The development could also demonstrate Oregon’s leadership in sustainable practices and a new form of forest stewardship. Like other Oregon forests, woodcutting, four-wheeling and animal poaching have been practiced in the Deschutes National Forest. “I feel strongly that by creating a constituency of conscientious members that we can raise the bar on interactions occurring in the Metolius Basin,” he said.
Lundgren added that eco-resorts, such as Explora in Chile, serve as an example of some of the goals he is aiming for, in terms of visitors connecting with nature. Other eco-resorts can be found in Africa, but Lundgren said his resort will go a step further by incorporating the latest sustainable building technologies.
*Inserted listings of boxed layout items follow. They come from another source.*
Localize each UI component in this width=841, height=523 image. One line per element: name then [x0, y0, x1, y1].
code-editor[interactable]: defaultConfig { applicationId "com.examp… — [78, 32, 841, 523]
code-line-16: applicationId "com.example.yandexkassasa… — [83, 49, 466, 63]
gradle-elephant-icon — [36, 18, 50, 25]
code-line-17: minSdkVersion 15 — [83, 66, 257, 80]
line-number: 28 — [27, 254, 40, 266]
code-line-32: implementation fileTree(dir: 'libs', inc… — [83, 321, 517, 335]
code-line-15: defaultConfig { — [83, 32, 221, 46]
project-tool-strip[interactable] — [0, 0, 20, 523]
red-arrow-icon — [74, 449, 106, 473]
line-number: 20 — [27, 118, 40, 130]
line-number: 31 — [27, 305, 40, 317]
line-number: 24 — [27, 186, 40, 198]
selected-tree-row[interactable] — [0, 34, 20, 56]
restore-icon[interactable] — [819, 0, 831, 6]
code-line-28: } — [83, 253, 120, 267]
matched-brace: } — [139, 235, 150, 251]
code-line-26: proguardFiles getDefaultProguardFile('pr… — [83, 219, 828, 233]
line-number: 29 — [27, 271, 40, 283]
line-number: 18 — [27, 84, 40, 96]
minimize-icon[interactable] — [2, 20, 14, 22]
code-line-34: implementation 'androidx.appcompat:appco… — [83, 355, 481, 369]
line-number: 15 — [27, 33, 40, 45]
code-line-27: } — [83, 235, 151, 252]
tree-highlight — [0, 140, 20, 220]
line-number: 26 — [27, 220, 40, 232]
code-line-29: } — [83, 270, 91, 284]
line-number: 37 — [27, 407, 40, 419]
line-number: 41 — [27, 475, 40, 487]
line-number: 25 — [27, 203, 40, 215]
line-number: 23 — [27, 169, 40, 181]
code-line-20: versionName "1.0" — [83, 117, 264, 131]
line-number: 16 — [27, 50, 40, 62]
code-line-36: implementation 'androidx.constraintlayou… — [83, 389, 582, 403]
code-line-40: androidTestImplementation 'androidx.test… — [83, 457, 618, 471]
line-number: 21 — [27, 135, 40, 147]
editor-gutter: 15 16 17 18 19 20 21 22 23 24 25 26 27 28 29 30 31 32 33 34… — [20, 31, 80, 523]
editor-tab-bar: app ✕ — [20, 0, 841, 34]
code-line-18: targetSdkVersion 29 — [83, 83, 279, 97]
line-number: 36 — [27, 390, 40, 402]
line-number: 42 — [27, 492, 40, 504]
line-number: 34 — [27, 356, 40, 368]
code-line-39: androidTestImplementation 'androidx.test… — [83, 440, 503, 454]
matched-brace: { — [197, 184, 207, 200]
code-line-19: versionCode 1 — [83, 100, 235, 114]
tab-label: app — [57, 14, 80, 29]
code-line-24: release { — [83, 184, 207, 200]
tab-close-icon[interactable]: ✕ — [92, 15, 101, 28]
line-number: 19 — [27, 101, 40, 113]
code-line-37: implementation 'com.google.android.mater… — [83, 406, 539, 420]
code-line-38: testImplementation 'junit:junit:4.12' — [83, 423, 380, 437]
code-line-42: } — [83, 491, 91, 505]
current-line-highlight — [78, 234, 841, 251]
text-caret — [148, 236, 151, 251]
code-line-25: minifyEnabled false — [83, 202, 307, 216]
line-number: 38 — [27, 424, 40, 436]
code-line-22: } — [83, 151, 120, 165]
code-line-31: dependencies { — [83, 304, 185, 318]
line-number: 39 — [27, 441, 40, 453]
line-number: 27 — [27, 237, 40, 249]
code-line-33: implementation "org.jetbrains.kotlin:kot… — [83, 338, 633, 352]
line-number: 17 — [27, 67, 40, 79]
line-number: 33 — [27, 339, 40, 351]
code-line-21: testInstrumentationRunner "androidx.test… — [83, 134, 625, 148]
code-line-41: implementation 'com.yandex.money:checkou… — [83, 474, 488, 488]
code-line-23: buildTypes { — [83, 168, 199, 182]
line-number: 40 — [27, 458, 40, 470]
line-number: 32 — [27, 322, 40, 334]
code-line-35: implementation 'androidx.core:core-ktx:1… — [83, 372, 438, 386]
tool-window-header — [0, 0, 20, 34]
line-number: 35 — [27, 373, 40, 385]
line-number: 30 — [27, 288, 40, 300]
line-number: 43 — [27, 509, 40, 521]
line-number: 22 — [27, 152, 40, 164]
“Customers are looking for more experiential travel and resorts that take advantage of natural surroundings,” said Eckhoff. A typical morning at the Metolian, he said, could involve a hike and a yoga class.
Lundgren and co-manager James Kean bought the property in 2005, since which time they have been planning for the Metolian. The site was previously used for logging, but in December 2006, Jefferson County mapped the property for use as a destination resort.
The project manager is Jon Skidmore.
The design is in the conceptual phase, so it’s too early to know exactly what the lodge, homes and condos will look like. But Lundgren and Poland said the designs should be simple and straightforward, rather than ornate.
To reduce the development’s footprint on the 640 acres, Lundgren said he would like to see clusters of homes that are no larger than 3,000 square feet.
The project, he said, has generated much interest from potential investors. “The minute you start talking about it, you wouldn’t believe the energy and the people who are drawn to it. We’re getting tons of traction with a lot of smart people.”
He anticipates construction will begin in 2010.